Date (2025) Event description
Dec. 1 ByteDance’s Doubao assistant becomes available on ZTE’s Nubia M153, marketed as an agentic AI phone for developers. ​
Early Dec. Early users report WeChat login errors and banking app warnings when using Doubao to automate tasks. ​
Dec. 3–4 Chinese reports detail blocks and pop‑ups from WeChat, Agricultural Bank of China and China Construction Bank apps. ​
Dec. 5 Industry watchers note that Alipay, Taobao, Pinduoduo, Ele.me and some gaming apps also restrict Doubao’s operations. ​
Dec. 6–7 ByteDance announces limits on financial, gaming and incentive‑related automation on the Nubia M153 AI phone. ​

This rapid sequence shows how quickly the experiment with an AI‑first phone escalated into a broader confrontation with dominant super apps and financial platforms. Within less than a week of launch, the project shifted from a showcase of automation to a negotiated retreat focused on risk controls and compliance.​

Regulatory and Competition Backdrop in China

The clash around the ByteDance AI phone unfolds against years of tension over platform interoperability and competition in China’s internet sector.

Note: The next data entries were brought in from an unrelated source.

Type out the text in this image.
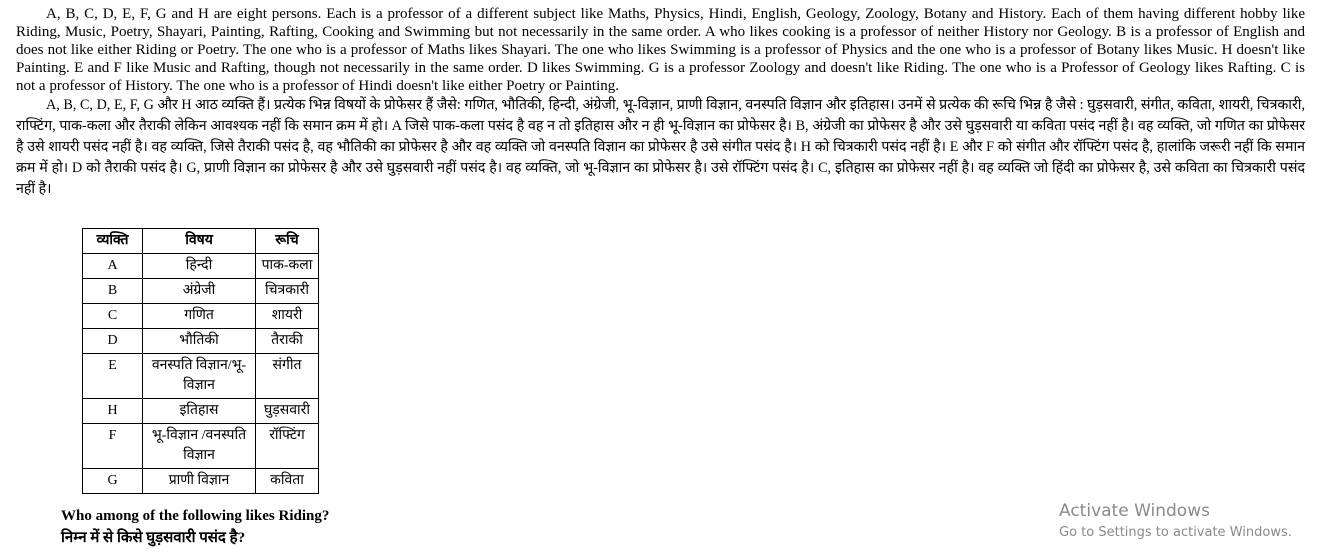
A, B, C, D, E, F, G and H are eight persons. Each is a professor of a different subject like Maths, Physics, Hindi, English, Geology, Zoology, Botany and History. Each of them having different hobby like Riding, Music, Poetry, Shayari, Painting, Rafting, Cooking and Swimming but not necessarily in the same order. A who likes cooking is a professor of neither History nor Geology. B is a professor of English and does not like either Riding or Poetry. The one who is a professor of Maths likes Shayari. The one who likes Swimming is a professor of Physics and the one who is a professor of Botany likes Music. H doesn't like Painting. E and F like Music and Rafting, though not necessarily in the same order. D likes Swimming. G is a professor Zoology and doesn't like Riding. The one who is a Professor of Geology likes Rafting. C is not a professor of History. The one who is a professor of Hindi doesn't like either Poetry or Painting.

A, B, C, D, E, F, G और H आठ व्यक्ति हैं। प्रत्येक भिन्न विषयों के प्रोफेसर हैं जैसे: गणित, भौतिकी, हिन्दी, अंग्रेजी, भू-विज्ञान, प्राणी विज्ञान, वनस्पति विज्ञान और इतिहास। उनमें से प्रत्येक की रूचि भिन्न है जैसे : घुड़सवारी, संगीत, कविता, शायरी, चित्रकारी, राफ्टिंग, पाक-कला और तैराकी लेकिन आवश्यक नहीं कि समान क्रम में हो। A जिसे पाक-कला पसंद है वह न तो इतिहास और न ही भू-विज्ञान का प्रोफेसर है। B, अंग्रेजी का प्रोफेसर है और उसे घुड़सवारी या कविता पसंद नहीं है। वह व्यक्ति, जो गणित का प्रोफेसर है उसे शायरी पसंद नहीं है। वह व्यक्ति, जिसे तैराकी पसंद है, वह भौतिकी का प्रोफेसर है और वह व्यक्ति जो वनस्पति विज्ञान का प्रोफेसर है उसे संगीत पसंद है। H को चित्रकारी पसंद नहीं है। E और F को संगीत और रॉफ्टिंग पसंद है, हालांकि जरूरी नहीं कि समान क्रम में हो। D को तैराकी पसंद है। G, प्राणी विज्ञान का प्रोफेसर है और उसे घुड़सवारी नहीं पसंद है। वह व्यक्ति, जो भू-विज्ञान का प्रोफेसर है। उसे रॉफ्टिंग पसंद है। C, इतिहास का प्रोफेसर नहीं है। वह व्यक्ति जो हिंदी का प्रोफेसर है, उसे कविता का चित्रकारी पसंद नहीं है।

व्यक्ति	विषय	रूचि
A	हिन्दी	पाक-कला
B	अंग्रेजी	चित्रकारी
C	गणित	शायरी
D	भौतिकी	तैराकी
E	वनस्पति विज्ञान/भू-विज्ञान	संगीत
H	इतिहास	घुड़सवारी
F	भू-विज्ञान /वनस्पति विज्ञान	रॉफ्टिंग
G	प्राणी विज्ञान	कविता

Who among of the following likes Riding?

निम्न में से किसे घुड़सवारी पसंद है?

Activate Windows
Go to Settings to activate Windows.
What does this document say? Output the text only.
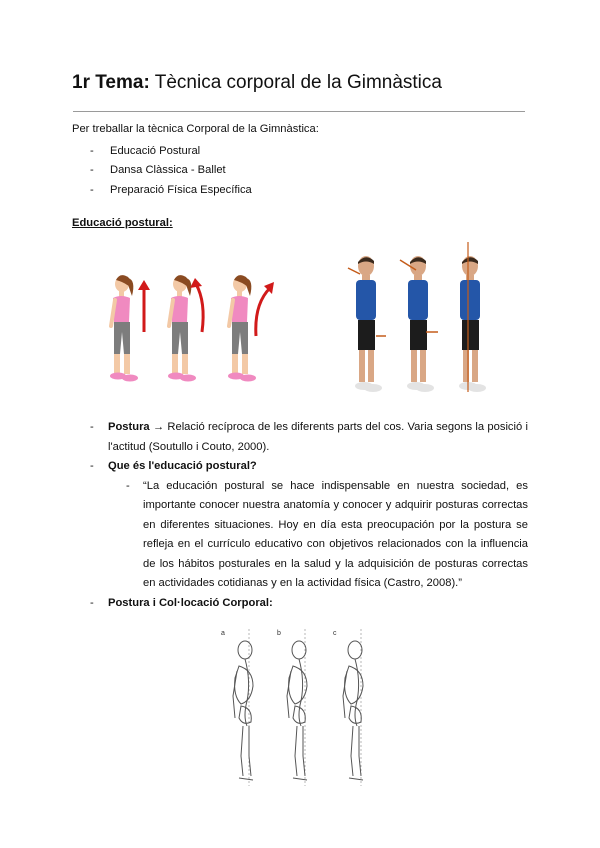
1r Tema: Tècnica corporal de la Gimnàstica
Per treballar la tècnica Corporal de la Gimnàstica:
- Educació Postural
- Dansa Clàssica - Ballet
- Preparació Física Específica
Educació postural:
- Postura → Relació recíproca de les diferents parts del cos. Varia segons la posició i l'actitud (Soutullo i Couto, 2000).
- Que és l'educació postural?
- “La educación postural se hace indispensable en nuestra sociedad, es importante conocer nuestra anatomía y conocer y adquirir posturas correctas en diferentes situaciones. Hoy en día esta preocupación por la postura se refleja en el currículo educativo con objetivos relacionados con la influencia de los hábitos posturales en la salud y la adquisición de posturas correctas en actividades cotidianas y en la actividad física (Castro, 2008).”
- Postura i Col·locació Corporal:
a	b	c
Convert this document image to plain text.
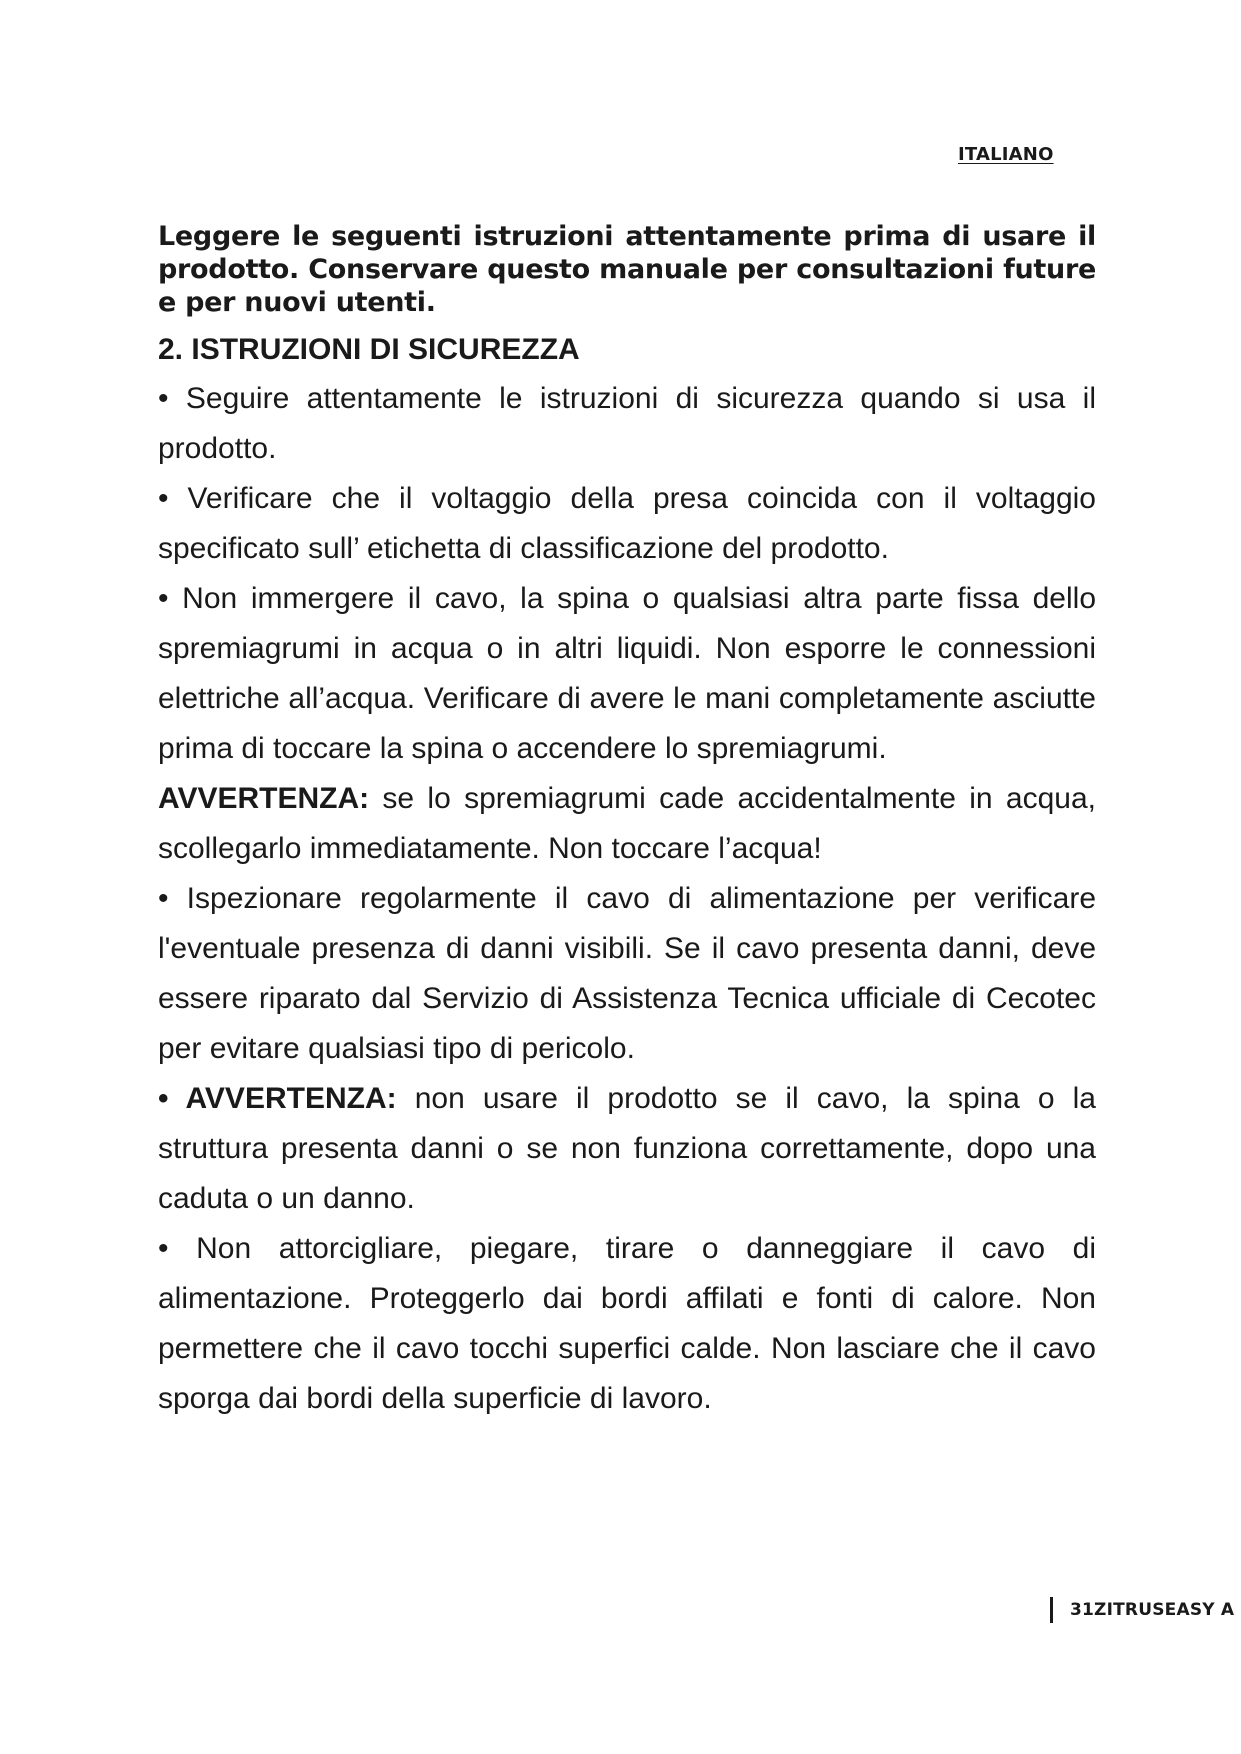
ITALIANO

Leggere le seguenti istruzioni attentamente prima di usare il prodotto. Conservare questo manuale per consultazioni future e per nuovi utenti.

2. ISTRUZIONI DI SICUREZZA

• Seguire attentamente le istruzioni di sicurezza quando si usa il prodotto.

• Verificare che il voltaggio della presa coincida con il voltaggio specificato sull’ etichetta di classificazione del prodotto.

• Non immergere il cavo, la spina o qualsiasi altra parte fissa dello spremiagrumi in acqua o in altri liquidi. Non esporre le connessioni elettriche all’acqua. Verificare di avere le mani completamente asciutte prima di toccare la spina o accendere lo spremiagrumi.

AVVERTENZA: se lo spremiagrumi cade accidentalmente in acqua, scollegarlo immediatamente. Non toccare l’acqua!

• Ispezionare regolarmente il cavo di alimentazione per verificare l'eventuale presenza di danni visibili. Se il cavo presenta danni, deve essere riparato dal Servizio di Assistenza Tecnica ufficiale di Cecotec per evitare qualsiasi tipo di pericolo.

• AVVERTENZA: non usare il prodotto se il cavo, la spina o la struttura presenta danni o se non funziona correttamente, dopo una caduta o un danno.

• Non attorcigliare, piegare, tirare o danneggiare il cavo di alimentazione. Proteggerlo dai bordi affilati e fonti di calore. Non permettere che il cavo tocchi superfici calde. Non lasciare che il cavo sporga dai bordi della superficie di lavoro.

31ZITRUSEASY A
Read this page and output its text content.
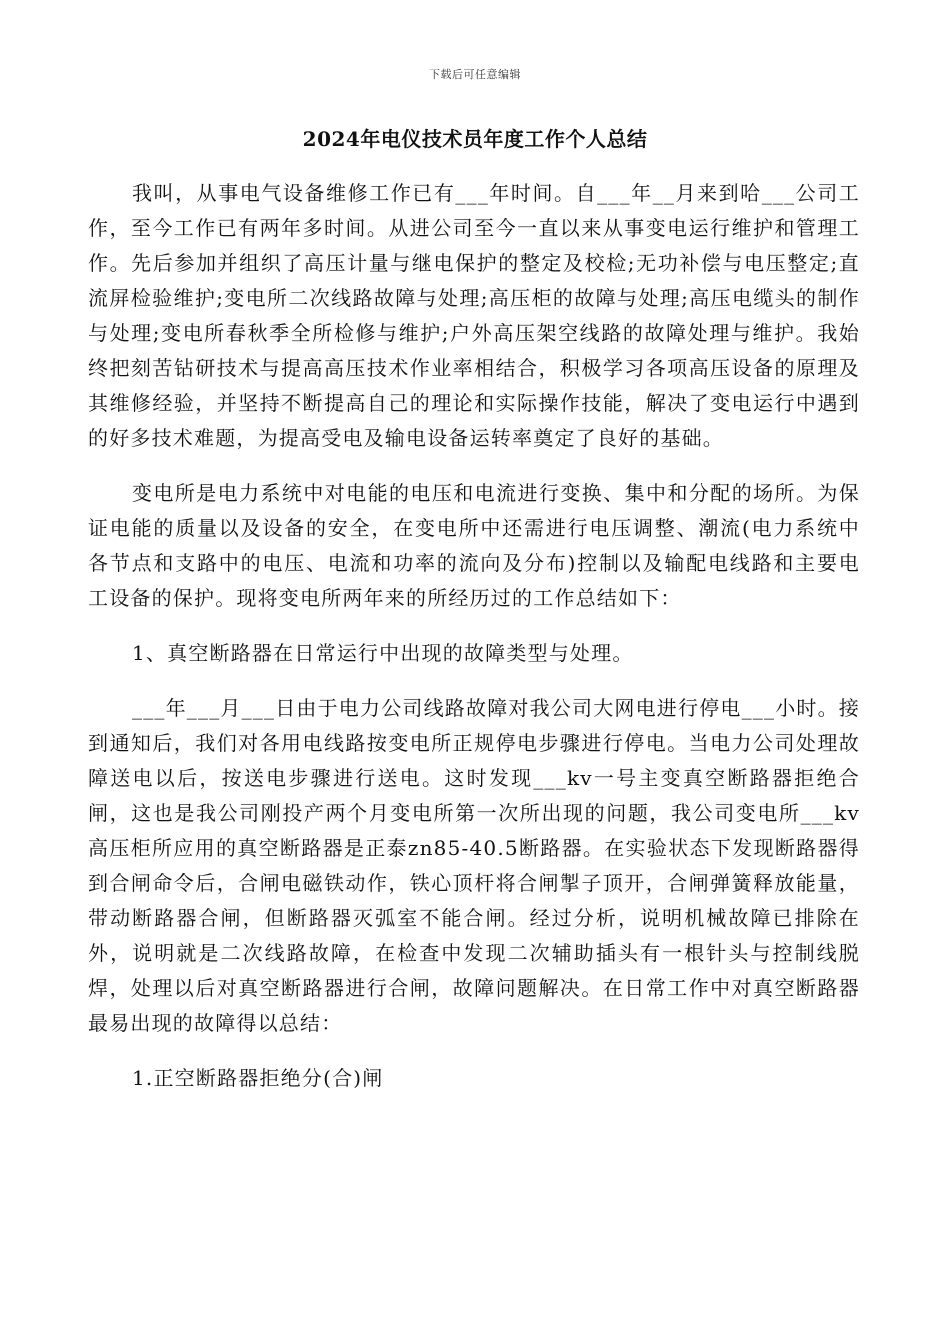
下载后可任意编辑
2024年电仪技术员年度工作个人总结

我叫，从事电气设备维修工作已有___年时间。自___年__月来到哈___公司工作，至今工作已有两年多时间。从进公司至今一直以来从事变电运行维护和管理工作。先后参加并组织了高压计量与继电保护的整定及校检;无功补偿与电压整定;直流屏检验维护;变电所二次线路故障与处理;高压柜的故障与处理;高压电缆头的制作与处理;变电所春秋季全所检修与维护;户外高压架空线路的故障处理与维护。我始终把刻苦钻研技术与提高高压技术作业率相结合，积极学习各项高压设备的原理及其维修经验，并坚持不断提高自己的理论和实际操作技能，解决了变电运行中遇到的好多技术难题，为提高受电及输电设备运转率奠定了良好的基础。

变电所是电力系统中对电能的电压和电流进行变换、集中和分配的场所。为保证电能的质量以及设备的安全，在变电所中还需进行电压调整、潮流(电力系统中各节点和支路中的电压、电流和功率的流向及分布)控制以及输配电线路和主要电工设备的保护。现将变电所两年来的所经历过的工作总结如下：

1、真空断路器在日常运行中出现的故障类型与处理。

___年___月___日由于电力公司线路故障对我公司大网电进行停电___小时。接到通知后，我们对各用电线路按变电所正规停电步骤进行停电。当电力公司处理故障送电以后，按送电步骤进行送电。这时发现___kv一号主变真空断路器拒绝合闸，这也是我公司刚投产两个月变电所第一次所出现的问题，我公司变电所___kv高压柜所应用的真空断路器是正泰zn85-40.5断路器。在实验状态下发现断路器得到合闸命令后，合闸电磁铁动作，铁心顶杆将合闸掣子顶开，合闸弹簧释放能量，带动断路器合闸，但断路器灭弧室不能合闸。经过分析，说明机械故障已排除在外，说明就是二次线路故障，在检查中发现二次辅助插头有一根针头与控制线脱焊，处理以后对真空断路器进行合闸，故障问题解决。在日常工作中对真空断路器最易出现的故障得以总结：

1.正空断路器拒绝分(合)闸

ByteDance and Tencent have previously fought public battles over link blocking, with ByteDance accusing WeChat of abusing its dominant position by restricting content and downloads from rival apps such as Douyin and Duoshan.​

Chinese regulators have also ordered major platforms to reduce anti‑competitive behavior and improve data security, especially in financial and payments services. That environment makes super apps cautious about allowing a third‑party AI agent to operate with system‑level privileges, given the potential for new security vulnerabilities and questions over who controls user data.​

At the same time, Beijing has encouraged firms to innovate in AI and so‑called agentic systems, pushing Chinese tech champions to compete at the frontier of AI‑powered services. The ByteDance–ZTE phone therefore sits at the intersection of two policy goals: promoting advanced AI while keeping tight control over data, financial stability and platform competition.​

What It Means for the Future of AI Smartphones

The ByteDance AI phone blocked by major Chinese apps highlights a central strategic question for the smartphone industry: who will own the user relationship in an era of agentic AI. If AI assistants can operate across all apps, aggregating tasks and data, they may weaken the power of individual platforms and shift value to whoever controls the operating‑system‑level agent.​

For now, the reaction from WeChat, Alipay, large e‑commerce platforms and state‑owned banks shows that super apps are not ready to concede that control, especially where payments, authentication and rewards programs are involved. Their pushback suggests that any future AI phone will need built‑in guardrails and negotiated protocols that clearly separate acceptable automation from activities that apps view as security or competitive threats.​

China’s experience is likely to inform similar debates in other markets as device makers and AI firms test more powerful assistants that can tap, swipe and transact across the mobile ecosystem. The outcome will shape whether AI phones become open, cross‑app agents serving users’ interests, or tightly controlled features constrained by the existing gatekeepers of mobile life.